Joris-Karl Huysmans est un grand écrivain parce qu’il eut des embarras d’argent et des embarras gastriques.

Ces deux considérations me suffisent presque pour expliquer la nature de son génie. Et je ne prétends pas que l’explication soit entièrement nouvelle. Je sais, au surplus, que cette explication n’est pas noble. Elle ne suppose pas en moi un sens littéraire très fin. Mais il n’est pas nécessaire, pour être honnête homme et parler censément d’avoir un esprit raffiné.

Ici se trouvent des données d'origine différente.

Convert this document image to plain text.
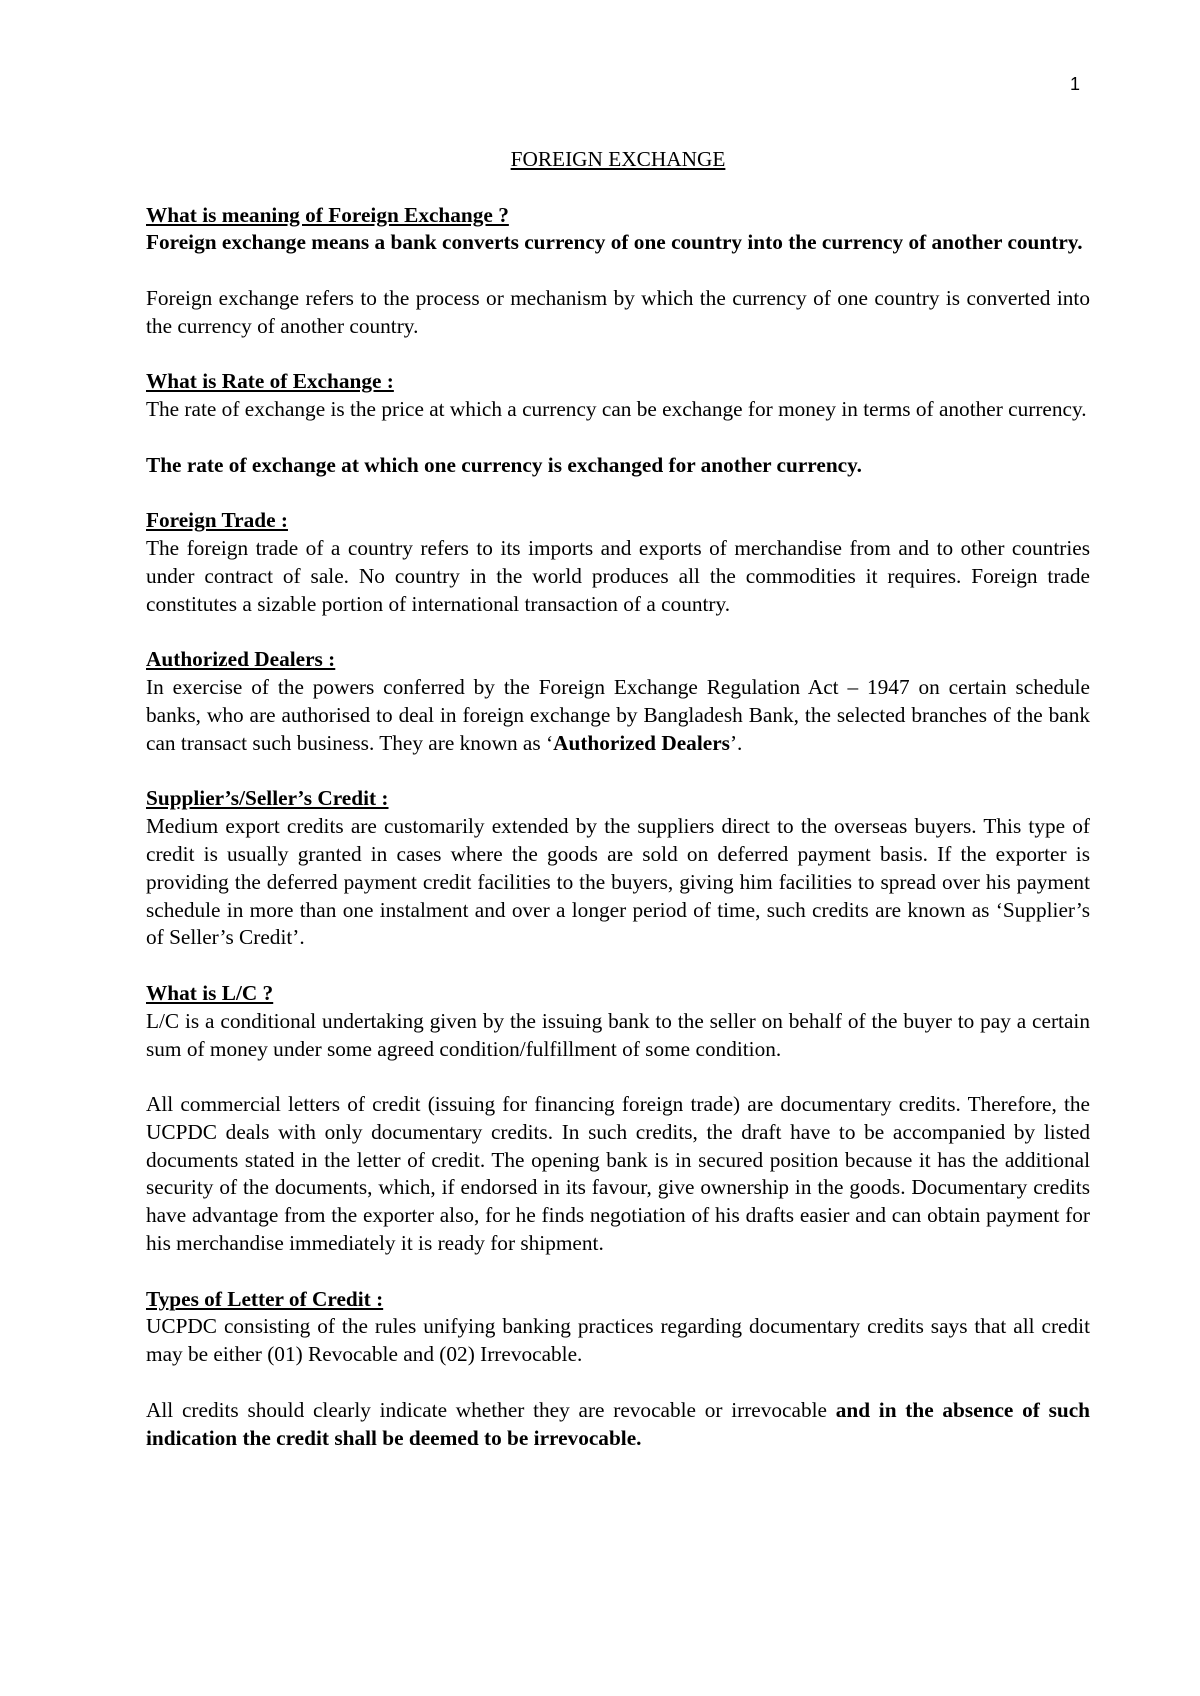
1
FOREIGN EXCHANGE
What is meaning of Foreign Exchange ?

Foreign exchange means a bank converts currency of one country into the currency of another country.

Foreign exchange refers to the process or mechanism by which the currency of one country is converted into the currency of another country.

What is Rate of Exchange :

The rate of exchange is the price at which a currency can be exchange for money in terms of another currency.

The rate of exchange at which one currency is exchanged for another currency.

Foreign Trade :

The foreign trade of a country refers to its imports and exports of merchandise from and to other countries under contract of sale. No country in the world produces all the commodities it requires. Foreign trade constitutes a sizable portion of international transaction of a country.

Authorized Dealers :

In exercise of the powers conferred by the Foreign Exchange Regulation Act – 1947 on certain schedule banks, who are authorised to deal in foreign exchange by Bangladesh Bank, the selected branches of the bank can transact such business. They are known as ‘Authorized Dealers’.

Supplier’s/Seller’s Credit :

Medium export credits are customarily extended by the suppliers direct to the overseas buyers. This type of credit is usually granted in cases where the goods are sold on deferred payment basis. If the exporter is providing the deferred payment credit facilities to the buyers, giving him facilities to spread over his payment schedule in more than one instalment and over a longer period of time, such credits are known as ‘Supplier’s of Seller’s Credit’.

What is L/C ?

L/C is a conditional undertaking given by the issuing bank to the seller on behalf of the buyer to pay a certain sum of money under some agreed condition/fulfillment of some condition.

All commercial letters of credit (issuing for financing foreign trade) are documentary credits. Therefore, the UCPDC deals with only documentary credits. In such credits, the draft have to be accompanied by listed documents stated in the letter of credit. The opening bank is in secured position because it has the additional security of the documents, which, if endorsed in its favour, give ownership in the goods. Documentary credits have advantage from the exporter also, for he finds negotiation of his drafts easier and can obtain payment for his merchandise immediately it is ready for shipment.

Types of Letter of Credit :

UCPDC consisting of the rules unifying banking practices regarding documentary credits says that all credit may be either (01) Revocable and (02) Irrevocable.

All credits should clearly indicate whether they are revocable or irrevocable and in the absence of such indication the credit shall be deemed to be irrevocable.
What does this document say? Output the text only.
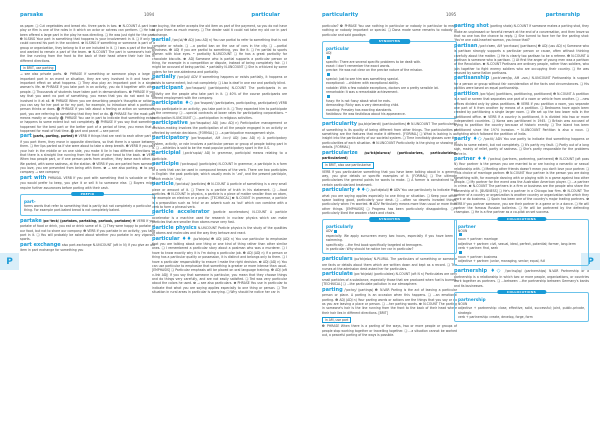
parsake	1094	particular
P
as paper. ❏ Cut vegetables and bread etc. three parts in two. ❸ N-COUNT A part in a play or film is one of the roles in it which an actor or actress can perform. ❏ He had been offered a large part in the play he was directing. ❏ He was just right for the part. ❹ N-SING Your part in something that happens is your involvement in it. ❏ If only he could conceal his part in the accident. ❺ N-SING If something or someone is part of a group or organization, they belong to it or are included in it. ❏ I was a part of the team and wanted to remain a part of the team. ❻ N-COUNT The part in someone's hair is the line running from the front to the back of their head where their hair lies in different directions.
in BRIT, use parting
→ see also private parts. ❼ PHRASE If something or someone plays a large or important part in an event or situation, they are very involved in it and have an important effect on what happens. ❏ They also play an important part in a single woman's life. ❽ PHRASE If you take part in an activity, you do it together with other people. ❏ Thousands of students have taken part in demonstrations. ❾ PHRASE If you say that you want no part of something, you mean that you do not want to be involved in it at all. ❿ PHRASE When you are describing people's thoughts or actions, you can say for her part or for my part, for example, to introduce what a particular person thinks or does. ⓫ PHRASE If you talk about a feeling or action on someone's part, you are referring to something that they feel or do. ⓬ PHRASE For the most part means mostly or usually. ⓭ PHRASE You use in part to indicate that something exists or happens to some extent but not completely. ⓮ PHRASE If you say that something happened for the best part or the better part of a period of time, you mean that it happened for most of that time. ⓯ part and parcel → see parcel
part (parts, parting, parted) ❶ VERB If things that are next to each other part or if you part them, they move in opposite directions, so that there is a space between them. ❏ Her lips parted as if she were about to take a deep breath. ❷ VERB If you part your hair in the middle or on one side, you make it lie in two different directions so that there is a straight line running from the front of your head to the back. ❸ VERB When two people part, or if one person parts from another, they leave each other. ❏ We parted, with some sadness, at the station. ❹ VERB If you are parted from someone you love, you are prevented from being with them. ❺ → see also parting. ❻ to part company → see company
part with PHRASAL VERB If you part with something that is valuable or that you would prefer to keep, you give it or sell it to someone else. ❏ Buyers might require further assurances before parting with their cash.
PREFIX
part-
forms words that refer to something that is partly but not completely a particular thing. For example part-baked bread is not completely baked.
partake /pɑːˈteɪk/ (partakes, partaking, partook, partaken) ❶ VERB If you partake of food or drink, you eat or drink some of it. ❏ They were happy to partake of our food, but not to share our company. ❷ VERB If you partake in an activity, you take part in it. ❏ You will probably be asked about whether you partake in any vigorous sports.
part exchange also part-exchange N-UNCOUNT (oft in N) If you give an old item in part exchange for something you
are buying, the seller accepts the old item as part of the payment, so you do not have to give them as much money. ❏ The dealer said it could not take my old car in part exchange.
partial /ˈpɑːʃəl/ ❶ ADJ (usu ADJ n) You use partial to refer to something that is not complete or whole. ❏ ...a partial ban on the use of cars in the city. ❏ ...partial blindness. ❷ ADJ If you are partial to something, you like it. ❏ I'm partial to sports women with blue eyes. • partiality N-UNCOUNT ❏ He has a great partiality for chocolate biscuits. ❸ ADJ Someone who is partial supports a particular person or thing, for example in a competition or dispute, instead of being completely fair. ❏ I might be accused of being partial. • partiality N-UNCOUNT ❏ She is criticized by some voters for her one-sidedness and partiality.
partially /ˈpɑːʃəli/ ADV If something happens or exists partially, it happens or exists to some extent, but not completely. ❏ Lisa is deaf in one ear and partially blind.
participant /pɑːˈtɪsɪpənt/ (participants) N-COUNT The participants in an activity are the people who take part in it. ❏ 40% of the course participants are offered employment with the company.
participate ♦◇ /pɑːˈtɪsɪpeɪt/ (participates, participating, participated) VERB If you participate in an activity, you take part in it. ❏ They expected him to participate in the ceremony. ❏ ...special contracts at lower rates for participating corporations. • participation N-UNCOUNT ❏ ...participation in religious activities.
participative /pɑːˈtɪsɪpətɪv/ ADJ (usu ADJ n) Participative management or decision-making involves the participation of all the people engaged in an activity or affected by certain decisions. [FORMAL] ❏ ...a participative management style.
participatory /pɑːˈtɪsɪpətəri, AM -tɔːri/ ADJ (usu ADJ n) A participatory system, activity, or role involves a particular person or group of people taking part in it. ❏ ...athletics is said to be the most popular participatory sport in the U.S.
participial /ˌpɑːtɪˈsɪpiəl/ ADJ In grammar, participial means relating to a participle.
participle /ˈpɑːtɪsɪpəl/ (participles) N-COUNT In grammar, a participle is a form of a verb that can be used in compound tenses of the verb. There are two participles in English: the past participle, which usually ends in '-ed', and the present participle, which ends in '-ing'.
particle /ˈpɑːtɪkəl/ (particles) ❶ N-COUNT A particle of something is a very small piece or amount of it. ❏ There is a particle of truth in his statement. ❏ ...food particles. ❷ N-COUNT In physics, a particle is a piece of matter smaller than an atom, for example an electron or a proton. [TECHNICAL] ❸ N-COUNT In grammar, a particle is a preposition such as 'into' or an adverb such as 'out' which can combine with a verb to form a phrasal verb.
particle accelerator (particle accelerators) N-COUNT A particle accelerator is a machine used for research in nuclear physics which can make particles that are smaller than atoms move very fast.
particle physics N-UNCOUNT Particle physics is the study of the qualities of atoms and molecules and the way they behave and react.
particular ♦♦ /pəˈtɪkjʊlə/ ❶ ADJ (ADJ n) You use particular to emphasize that you are talking about one thing or one kind of thing rather than other similar ones. ❏ I remembered a particular story about a postman who was a murderer. ❏ I have to know exactly why it is I'm doing a particular job. ❷ ADJ (ADJ n) If a person or thing has a particular quality or possession, it is distinct and belongs only to them. ❏ I have a particular responsibility to ensure I make the right decision. ❸ ADJ (ADJ n) You can use particular to emphasize that something is greater or more intense than usual. [EMPHASIS] ❏ Particular emphasis will be placed on oral language training. ❹ ADJ (oft v-link ADJ) If you say that someone is particular, you mean that they choose things and do things very carefully, and are not easily satisfied. ❏ Ted was very particular about the colors he used. ❺ → see also particulars. ❻ PHRASE You use in particular to indicate that what you are saying applies especially to one thing or person. ❏ The situation in rural areas in particular is worrying. ❏ Why should he notice her car in
particularity	1095	partnership
P
particular? ❼ PHRASE You use nothing in particular or nobody in particular to mean nothing or nobody important or special. ❏ Dona made some remarks to nobody in particular and said goodbye.
SYNONYMS
particular
ADJ
specific: There are several specific problems to be dealt with.
exact: I don't remember the exact words.
precise: He was not clear on the precise nature of the mission.
special: Just to see him was something special.
exceptional: ...children with exceptional ability.
notable: With a few notable exceptions, doctors are a pretty sensible lot.
remarkable: It was a remarkable achievement.
fussy: He is not fussy about what he eats.
demanding: Ricky was a very demanding child.
exacting: Pressley has exacting standards.
fastidious: He was fastidious about his appearance.
particularity /pəˌtɪkjʊˈlærɪti/ (particularities) ❶ N-UNCOUNT The particularity of something is its quality of being different from other things. The particularities of something are the features that make it different. [FORMAL] ❏ What is lacking is an insight into the particularity of our societal system. ❏ Time inevitably glosses over the particularities of each situation. ❷ N-UNCOUNT Particularity is the giving or showing of details. [FORMAL]
particularize /pəˈtɪkjʊləraɪz/ (particularizes, particularizing, particularized)
in BRIT, also use particularise
VERB If you particularize something that you have been talking about in a general way, you give details or specific examples of it. [FORMAL] ❏ The ultimate particularizes the general points he wants to make. ❏ A former is constrained to a certain particularized treatment.
particularly ♦♦◇ /pəˈtɪkjʊləli/ ❶ ADV You use particularly to indicate that what you are saying applies especially to one thing or situation. ❏ Keep your office space looking good, particularly your desk. ❏ ...often so deserts invaded things, particularly when I'm worried. ❷ ADV Particularly means more than usual or more than other things. [EMPHASIS] ❏ Progress has been particularly disappointing. ❏ I particularly liked the wooden chairs and chairs.
SYNONYMS
particularly
ADV
especially: We apply sunscreen every two hours, especially if you have been swimming.
specifically: ...the first book specifically targeted at teenagers.
in particular: Why should he notice her car in particular?
particulars /pəˈtɪkjʊləz/ N-PLURAL The particulars of something or someone are facts or details about them which are written down and kept as a record. ❏ The nurses at the admission desk asked her for particulars.
particulate /pɑːˈtɪkjʊlət/ (particulates) N-COUNT (oft N n) Particulates are very small particles of a substance, especially those that are produced when fuel is burned. [TECHNICAL] ❏ ...the particulate pollution in our atmosphere.
parting /ˈpɑːtɪŋ/ (partings) ❶ N-VAR Parting is the act of leaving a particular person or place. A parting is an occasion when this happens. ❏ ...an emotional parting. ❷ ADJ (ADJ n) Your parting words or actions are the things that you say or do as you are leaving a place or person. ❏ ...her parting words. ❸ N-COUNT The parting in someone's hair is the line running from the front to the back of their head where their hair lies in different directions. [BRIT]
in AM, use part
❹ PHRASE When there is a parting of the ways, two or more people or groups of people stop working together or travelling together. ❏ ...a situation cannot be worked out, a peaceful parting of the ways is possible.
parting shot (parting shots) N-COUNT If someone makes a parting shot, they make an unpleasant or forceful remark at the end of a conversation, and then leave so that no one has the chance to reply. ❏ She turned to face her for the parting shot: 'You're one cold-hearted woman, you know that?'
partisan /ˌpɑːtɪˈzæn, AM ˈpɑːrtɪzən/ (partisans) ❶ ADJ (usu ADJ n) Someone who is partisan strongly supports a particular person or cause, often without thinking carefully about the matter. ❏ He is clearly too partisan to be a referee. ❷ N-COUNT A partisan is someone who is partisan. ❏ At first the anger of young men was a partisan of the Revolution. ❸ N-COUNT Partisans are ordinary people, rather than soldiers, who join together to fight enemy soldiers who are occupying their country. ❏ He was rescued by some Italian partisans.
partisanship /ˌpɑːtɪˈzænʃɪp, AM -zən-/ N-UNCOUNT Partisanship is support for a person or group without fair consideration of the facts and circumstances. ❏ His politics were based on equal partisanship.
partition /pɑːˈtɪʃən/ (partitions, partitioning, partitioned) ❶ N-COUNT A partition is a wall or screen that separates one part of a room or vehicle from another. ❏ ...new offices divided only by glass partitions. ❷ VERB If you partition a room, you separate one part of it from another by means of a partition. ❏ Bedrooms have again been created by partitioning a single larger room. ❏ We set up the two lower rails in the partitioned office. ❸ VERB If a country is partitioned, it is divided into two or more independent countries. ❏ Korea was partitioned in 1945. ❏ Britain was accused of trying to partition the country because of historic enmity. ❏ The island has been partitioned since the 1974 invasion. • N-UNCOUNT Partition is also a noun. ❏ ...fighting which followed the partition of India.
partly ♦◇ /ˈpɑːtli/ ADV You use partly to indicate that something happens or exists to some extent, but not completely. ❏ It's partly my fault. ❏ Partly out of a long sigh, mainly of relief, partly of sadness. ❏ She's partly responsible for the problems we're in.
partner ♦♦ /ˈpɑːtnə/ (partners, partnering, partnered) ❶ N-COUNT (oft poss N) Your partner is the person you are married to or are having a romantic or sexual relationship with. ❏ Meeting other friends doesn't mean you don't love your partner. ❏ ...his choice of marriage partner. ❷ N-COUNT Your partner is the person you are doing something with, for example dancing with or playing with in a game against two other people. ❏ My partner for the event was the Australian American player. ❏ ...a partner in crime. ❸ N-COUNT The partners in a firm or business are the people who share the ownership of it. [BUSINESS] ❏ He's a partner in a Chicago law firm. ❹ N-COUNT The partner of a country or organization is another country or organization with which they work or do business. ❏ Spain has been one of the country's major trading partners. ❺ VERB If you partner someone, you are their partner in a game or in a dance. ❏ He will partner the famous Russian ballerina. ❏ He will be partnered by the defending champion. ❏ He is a fine partner as a co-pilot on set success.
COLLOCATIONS
partner
NOUN
noun + partner: marriage
adjective + partner: civil, sexual, ideal, perfect, potential; former, long-term
verb + partner: find, seek
noun + partner: business
adjective + partner: junior, managing, senior; equal, full
partnership ♦◇ /ˈpɑːtnəʃɪp/ (partnerships) N-VAR Partnership or a partnership is a relationship in which two or more people, organizations, or countries work together as partners. ❏ ...between ...the partnership between Germany's banks and its businesses.
COLLOCATIONS
partnership
NOUN
adjective + partnership: close, effective, solid, successful; joint, public-private, strategic
verb + partnership: create, develop, forge, form
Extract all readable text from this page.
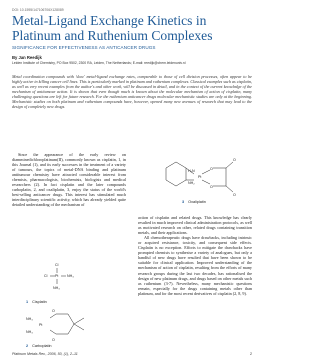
DOI: 10.1595/147106706X128089
Metal-Ligand Exchange Kinetics in Platinum and Ruthenium Complexes
SIGNIFICANCE FOR EFFECTIVENESS AS ANTICANCER DRUGS
By Jan Reedijk
Leiden Institute of Chemistry, PO Box 9502, 2300 RA, Leiden, The Netherlands; E-mail: reedijk@chem.leidenuniv.nl
Metal coordination compounds with 'slow' metal-ligand exchange rates, comparable to those of cell division processes, often appear to be highly active in killing cancer cell lines. This is particularly marked in platinum and ruthenium complexes. Classical examples such as cisplatin, as well as very recent examples from the author's and other work, will be discussed in detail, and in the context of the current knowledge of the mechanism of antitumour action. It is shown that even though much is known about the molecular mechanism of action of cisplatin, many challenging questions are left for future research. For the ruthenium anticancer drugs molecular mechanistic studies are only at the beginning. Mechanistic studies on both platinum and ruthenium compounds have, however, opened many new avenues of research that may lead to the design of completely new drugs.

Since the appearance of the early review on diamminedichloroplatinum(II), commonly known as cisplatin, 1, in this Journal (1), and its early successes in the treatment of a variety of tumours, the topics of metal-DNA binding and platinum antitumour chemistry have attracted considerable interest from chemists, pharmacologists, biochemists, biologists and medical researchers (2). In fact cisplatin and the later compounds carboplatin, 2, and oxaliplatin, 3, enjoy the status of the world's best-selling anticancer drugs. This interest has stimulated much interdisciplinary scientific activity, which has already yielded quite detailed understanding of the mechanism of

H₂N
NH₂
Pt
O
O
O
O
3 Oxaliplatin

action of cisplatin and related drugs. This knowledge has clearly resulted in much improved clinical administration protocols, as well as motivated research on other, related drugs containing transition metals, and their applications.

All chemotherapeutic drugs have drawbacks, including intrinsic or acquired resistance, toxicity, and consequent side effects. Cisplatin is no exception. Efforts to mitigate the drawbacks have prompted chemists to synthesise a variety of analogues, but only a handful of new drugs have resulted that have been shown to be suitable for clinical application. Improved understanding of the mechanism of action of cisplatin, resulting from the efforts of many research groups during the last two decades, has rationalised the design of new platinum drugs, and drugs based on other metals such as ruthenium (3-7). Nevertheless, many mechanistic questions remain, especially for the drugs containing metals other than platinum, and for the most recent derivatives of cisplatin (2, 8, 9).

Cl
Cl Pt NH₃
NH₃
1 Cisplatin
Pt
NH₃
NH₃
O
O
2 Carboplatin
Platinum Metals Rev., 2006, 50, (1), 2–11	2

On m’attribuerait sans doute une âme artiste si je disais: Huysmans est né en Hollande; en tous cas, son nom est un nom hollandais. Enfin pour si Hollandais que soit son nom, ses prénoms sont Hollandais bien davantage. Son âme est donc fatalement hollandaise. Issu d’un pays plat, Huysmans était désigné plus que personne pour décrire la platitude de la vie. D’ailleurs, Rembrandt est Hollandais, lui aussi. Et cela aide à comprendre les inclinations artistiques de Huysmans de même que les clairs-obscurs de son style. D’autre part, il y eut des mystiques dans ces régions. Il ne faut donc pas s’étonner si Huysmans s’est épris du catholicisme mystique et du mysticisme catholique de son vieux compatriote Ruysbroeck l’Admirable. Je dirais cela si j’avais l’âme artiste. Mais avant moi, plusieurs critiques ont remarqué, avec une perspicacité très pénétrante, que Huysmans est Hollandais, et que son talent prouve son origine aussi nettement que son acte de naissance. Même, l’un d’eux, plus pénétrant que les autres et plus fin, a démontré que Huysmans est, à la fois, « un Hollandais anémique et nerveux, et un Parisien curieux du pittoresque ». S’il est Parisien, c’est, sans doute, par sa mère; et je n’insiste pas.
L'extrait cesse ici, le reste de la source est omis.